Per giorni ha provato a svegliare il suo padrone, come dimostrano i segni trovati sul corpo, senza capire che Paolo (nome di fantasia) non c’era più. L’uomo aveva 51 anni e viveva da solo con il suo cane Tobia, a Meana di Susa (Torino). Quando i soccorsi sono giunti e hanno aperto la porta, hanno trovato il corpo riverso a terra e accanto quello dell’animale. Erano morti entrambi.
La ricostruzione
Tobia è morto di fame e sete, accanto al suo proprietario.
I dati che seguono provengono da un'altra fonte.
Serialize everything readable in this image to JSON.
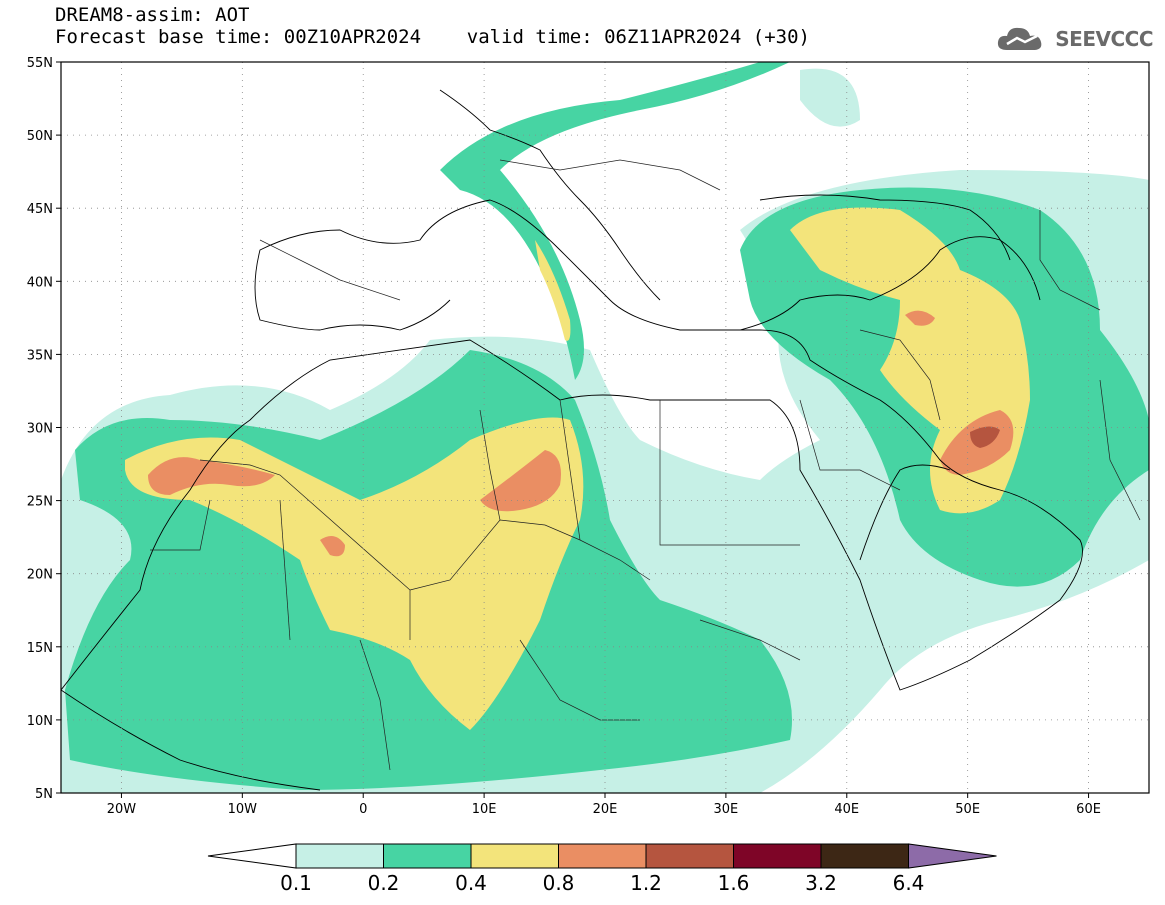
{
  "header": {
    "title_line1": "DREAM8-assim: AOT",
    "title_line2": "Forecast base time: 00Z10APR2024    valid time: 06Z11APR2024 (+30)",
    "logo_text": "SEEVCCC"
  },
  "map": {
    "lat_labels": [
      "55N",
      "50N",
      "45N",
      "40N",
      "35N",
      "30N",
      "25N",
      "20N",
      "15N",
      "10N",
      "5N"
    ],
    "lon_labels": [
      "20W",
      "10W",
      "0",
      "10E",
      "20E",
      "30E",
      "40E",
      "50E",
      "60E"
    ],
    "lat_range": [
      5,
      55
    ],
    "lon_range": [
      -25,
      65
    ],
    "grid": "dotted"
  },
  "colorbar": {
    "colors": [
      "#c6f0e6",
      "#47d4a3",
      "#f3e47b",
      "#ea8e63",
      "#b5553f",
      "#7e0527",
      "#3d2715"
    ],
    "extend_low_color": "#ffffff",
    "extend_high_color": "#8d6ba8",
    "labels": [
      "0.1",
      "0.2",
      "0.4",
      "0.8",
      "1.2",
      "1.6",
      "3.2",
      "6.4"
    ]
  }
}
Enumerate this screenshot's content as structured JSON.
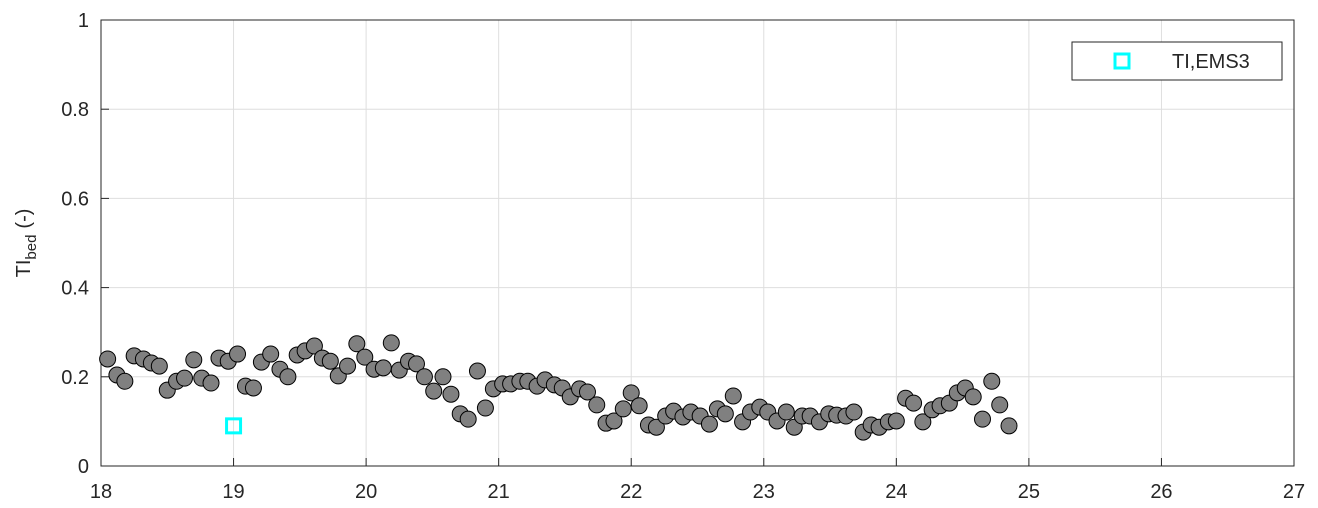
{
  "chart_data": {
    "type": "scatter",
    "ylabel": {
      "text": "TI",
      "subscript": "bed",
      "unit": "(-)"
    },
    "xlim": [
      18,
      27
    ],
    "xticks": [
      18,
      19,
      20,
      21,
      22,
      23,
      24,
      25,
      26,
      27
    ],
    "ylim": [
      0,
      1
    ],
    "yticks": [
      0,
      0.2,
      0.4,
      0.6,
      0.8,
      1
    ],
    "grid": true,
    "legend": "northeast",
    "series": [
      {
        "color": "#808080",
        "marker": "circle",
        "x": [
          18.05,
          18.12,
          18.18,
          18.25,
          18.32,
          18.38,
          18.44,
          18.5,
          18.57,
          18.63,
          18.7,
          18.76,
          18.83,
          18.89,
          18.96,
          19.03,
          19.09,
          19.15,
          19.21,
          19.28,
          19.35,
          19.41,
          19.48,
          19.54,
          19.61,
          19.67,
          19.73,
          19.79,
          19.86,
          19.93,
          19.99,
          20.06,
          20.13,
          20.19,
          20.25,
          20.32,
          20.38,
          20.44,
          20.51,
          20.58,
          20.64,
          20.71,
          20.77,
          20.84,
          20.9,
          20.96,
          21.03,
          21.09,
          21.16,
          21.22,
          21.29,
          21.35,
          21.42,
          21.48,
          21.54,
          21.61,
          21.67,
          21.74,
          21.81,
          21.87,
          21.94,
          22.0,
          22.06,
          22.13,
          22.19,
          22.26,
          22.32,
          22.39,
          22.45,
          22.52,
          22.59,
          22.65,
          22.71,
          22.77,
          22.84,
          22.9,
          22.97,
          23.03,
          23.1,
          23.17,
          23.23,
          23.29,
          23.35,
          23.42,
          23.49,
          23.55,
          23.62,
          23.68,
          23.75,
          23.81,
          23.87,
          23.94,
          24.0,
          24.07,
          24.13,
          24.2,
          24.27,
          24.33,
          24.4,
          24.46,
          24.52,
          24.58,
          24.65,
          24.72,
          24.78,
          24.85
        ],
        "values": [
          0.24,
          0.204,
          0.19,
          0.247,
          0.24,
          0.231,
          0.224,
          0.17,
          0.19,
          0.197,
          0.238,
          0.197,
          0.186,
          0.242,
          0.235,
          0.251,
          0.179,
          0.175,
          0.233,
          0.251,
          0.217,
          0.2,
          0.249,
          0.258,
          0.269,
          0.242,
          0.235,
          0.202,
          0.224,
          0.274,
          0.244,
          0.217,
          0.22,
          0.276,
          0.215,
          0.235,
          0.229,
          0.2,
          0.168,
          0.2,
          0.161,
          0.117,
          0.105,
          0.213,
          0.13,
          0.173,
          0.184,
          0.184,
          0.19,
          0.19,
          0.179,
          0.193,
          0.182,
          0.175,
          0.155,
          0.173,
          0.166,
          0.137,
          0.096,
          0.101,
          0.128,
          0.164,
          0.135,
          0.092,
          0.087,
          0.112,
          0.123,
          0.11,
          0.121,
          0.112,
          0.094,
          0.128,
          0.117,
          0.157,
          0.099,
          0.121,
          0.132,
          0.121,
          0.101,
          0.121,
          0.087,
          0.112,
          0.112,
          0.099,
          0.117,
          0.114,
          0.112,
          0.121,
          0.076,
          0.092,
          0.087,
          0.099,
          0.101,
          0.152,
          0.141,
          0.099,
          0.126,
          0.135,
          0.141,
          0.164,
          0.175,
          0.155,
          0.105,
          0.19,
          0.137,
          0.09
        ]
      },
      {
        "name": "TI,EMS3",
        "color": "#00ffff",
        "marker": "square",
        "x": [
          19.0
        ],
        "values": [
          0.09
        ]
      }
    ]
  }
}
Paolo e il suo amico a quattro zampe vivevano isolati, lontano da tutto e tutti, lungo la strada provinciale 172 verso il Colle delle Finestre. A raccontare questa storia straziante è “La Stampa”. Nessuno ha scoperto per giorni cosa fosse successo a Paolo. Stando alle prime ricostruzioni, il 51enne sarebbe morto per cause naturali. Al momento l’ipotesi più accreditata è un infarto fulminante.
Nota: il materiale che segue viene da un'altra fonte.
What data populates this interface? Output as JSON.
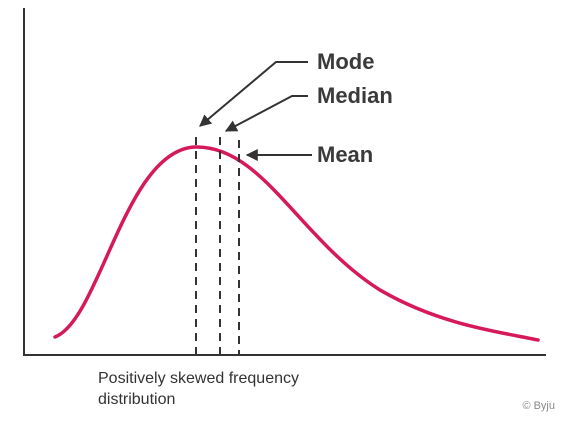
{
  "labels": {
    "mode": "Mode",
    "median": "Median",
    "mean": "Mean"
  },
  "caption": "Positively skewed frequency distribution",
  "credit": "© Byju"
}
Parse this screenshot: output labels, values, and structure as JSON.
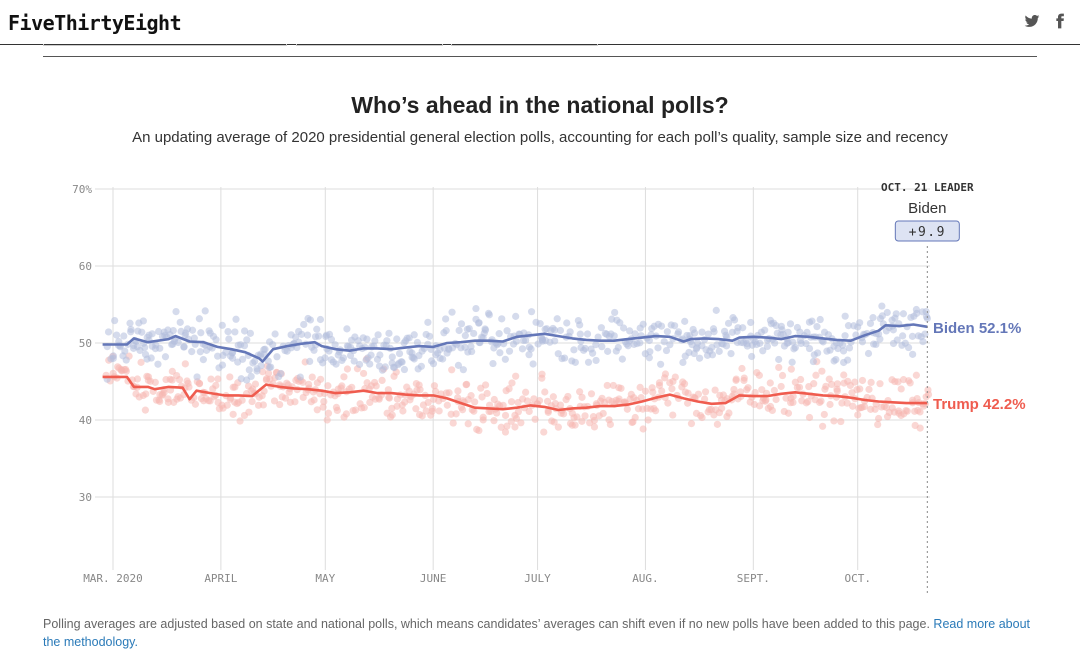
{
  "site": {
    "logo": "FiveThirtyEight",
    "social": [
      {
        "name": "twitter-icon"
      },
      {
        "name": "facebook-icon"
      }
    ]
  },
  "chart": {
    "title": "Who’s ahead in the national polls?",
    "subtitle": "An updating average of 2020 presidential general election polls, accounting for each poll’s quality, sample size and recency"
  },
  "leader": {
    "heading": "OCT. 21 LEADER",
    "name": "Biden",
    "margin": "+9.9"
  },
  "footnote": {
    "text": "Polling averages are adjusted based on state and national polls, which means candidates’ averages can shift even if no new polls have been added to this page.",
    "link": "Read more about the methodology."
  },
  "colors": {
    "biden": "#6477b8",
    "trump": "#ef5c4f",
    "biden_dot": "#b3bddc",
    "trump_dot": "#f6b6b0",
    "grid": "#dddddd"
  },
  "chart_data": {
    "type": "line",
    "title": "Who’s ahead in the national polls?",
    "ylim": [
      20,
      70
    ],
    "yticks": [
      30,
      40,
      50,
      60,
      70
    ],
    "ytick_labels": [
      "30",
      "40",
      "50",
      "60",
      "70%"
    ],
    "x_start_day": -2,
    "x_end_day": 234,
    "month_ticks": [
      {
        "day": 0,
        "label": "MAR. 2020"
      },
      {
        "day": 31,
        "label": "APRIL"
      },
      {
        "day": 61,
        "label": "MAY"
      },
      {
        "day": 92,
        "label": "JUNE"
      },
      {
        "day": 122,
        "label": "JULY"
      },
      {
        "day": 153,
        "label": "AUG."
      },
      {
        "day": 184,
        "label": "SEPT."
      },
      {
        "day": 214,
        "label": "OCT."
      }
    ],
    "leader_day": 234,
    "series": [
      {
        "name": "Biden",
        "end_label": "Biden 52.1%",
        "points": [
          [
            -3,
            49.8
          ],
          [
            4,
            49.8
          ],
          [
            6,
            50.6
          ],
          [
            10,
            50.1
          ],
          [
            16,
            50.5
          ],
          [
            18,
            50.9
          ],
          [
            22,
            50.2
          ],
          [
            26,
            50.1
          ],
          [
            30,
            49.5
          ],
          [
            34,
            49.2
          ],
          [
            38,
            48.8
          ],
          [
            42,
            48.0
          ],
          [
            43,
            47.6
          ],
          [
            46,
            49.2
          ],
          [
            50,
            49.6
          ],
          [
            54,
            49.9
          ],
          [
            58,
            50.1
          ],
          [
            60,
            49.6
          ],
          [
            64,
            49.2
          ],
          [
            68,
            49.0
          ],
          [
            72,
            49.3
          ],
          [
            76,
            49.3
          ],
          [
            80,
            49.2
          ],
          [
            84,
            49.4
          ],
          [
            88,
            49.6
          ],
          [
            92,
            49.5
          ],
          [
            96,
            50.0
          ],
          [
            100,
            50.1
          ],
          [
            104,
            50.3
          ],
          [
            108,
            50.3
          ],
          [
            112,
            50.2
          ],
          [
            116,
            50.8
          ],
          [
            120,
            51.0
          ],
          [
            124,
            51.2
          ],
          [
            128,
            50.9
          ],
          [
            132,
            50.6
          ],
          [
            136,
            50.4
          ],
          [
            140,
            50.3
          ],
          [
            144,
            50.3
          ],
          [
            148,
            50.5
          ],
          [
            152,
            50.7
          ],
          [
            156,
            50.9
          ],
          [
            160,
            50.8
          ],
          [
            164,
            50.2
          ],
          [
            166,
            50.5
          ],
          [
            170,
            50.6
          ],
          [
            174,
            50.5
          ],
          [
            178,
            50.3
          ],
          [
            180,
            50.7
          ],
          [
            184,
            50.8
          ],
          [
            188,
            50.7
          ],
          [
            192,
            50.5
          ],
          [
            196,
            50.9
          ],
          [
            200,
            50.8
          ],
          [
            204,
            50.6
          ],
          [
            208,
            50.4
          ],
          [
            212,
            50.3
          ],
          [
            216,
            51.0
          ],
          [
            220,
            51.6
          ],
          [
            222,
            52.3
          ],
          [
            226,
            52.2
          ],
          [
            230,
            52.4
          ],
          [
            234,
            52.1
          ]
        ]
      },
      {
        "name": "Trump",
        "end_label": "Trump 42.2%",
        "points": [
          [
            -3,
            45.6
          ],
          [
            4,
            45.6
          ],
          [
            6,
            44.3
          ],
          [
            10,
            44.3
          ],
          [
            12,
            44.0
          ],
          [
            16,
            44.3
          ],
          [
            20,
            44.2
          ],
          [
            22,
            42.7
          ],
          [
            24,
            43.8
          ],
          [
            28,
            43.5
          ],
          [
            32,
            43.2
          ],
          [
            36,
            43.2
          ],
          [
            40,
            43.1
          ],
          [
            44,
            44.6
          ],
          [
            48,
            44.3
          ],
          [
            52,
            44.1
          ],
          [
            56,
            44.0
          ],
          [
            60,
            43.8
          ],
          [
            64,
            43.5
          ],
          [
            68,
            43.6
          ],
          [
            72,
            43.8
          ],
          [
            76,
            43.5
          ],
          [
            80,
            43.5
          ],
          [
            84,
            43.3
          ],
          [
            88,
            43.2
          ],
          [
            92,
            43.2
          ],
          [
            96,
            42.8
          ],
          [
            100,
            42.2
          ],
          [
            104,
            41.6
          ],
          [
            108,
            41.5
          ],
          [
            112,
            41.4
          ],
          [
            116,
            41.6
          ],
          [
            120,
            41.9
          ],
          [
            124,
            41.7
          ],
          [
            128,
            41.3
          ],
          [
            132,
            41.5
          ],
          [
            136,
            41.6
          ],
          [
            140,
            41.8
          ],
          [
            144,
            41.8
          ],
          [
            148,
            42.0
          ],
          [
            152,
            42.4
          ],
          [
            156,
            42.9
          ],
          [
            160,
            43.3
          ],
          [
            164,
            42.8
          ],
          [
            168,
            42.4
          ],
          [
            172,
            42.1
          ],
          [
            176,
            42.2
          ],
          [
            180,
            43.2
          ],
          [
            184,
            43.1
          ],
          [
            188,
            43.1
          ],
          [
            192,
            43.4
          ],
          [
            196,
            43.6
          ],
          [
            200,
            43.4
          ],
          [
            204,
            43.2
          ],
          [
            208,
            43.1
          ],
          [
            212,
            42.9
          ],
          [
            216,
            42.6
          ],
          [
            220,
            42.4
          ],
          [
            224,
            42.3
          ],
          [
            228,
            42.2
          ],
          [
            234,
            42.2
          ]
        ]
      }
    ]
  }
}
Sul corpo, il medico legale ha notato dei segni compatibili con i morsi del cane, trovato morto accanto a Paolo. Tobia avrebbe cercato di svegliare il proprietario, senza capire cosa stesse succedendo. Tentativi, ripetuti, risultati vani. Così, senza acqua e senza cibo, l’animale si è abbandonato allo stesso triste destino del suo umano.
L’allarme
A far scattare l’allarme, è stata la sorella di Paolo. La donna, che vive in un’altra città, non riusciva più a mettersi in contatto con il fratello. Poi, quel silenzio prolungato e ambiguo, l’ha spinta a chiamare i soccorsi. Sul posto sono intervenuti i carabinieri della Compagnia di Susa, il medico legale e i sanitari del 118 Azienda Zero. Il corpo del cane è stato affidato ai veterinari dell’Asl To3 per gli accertamenti di competenza.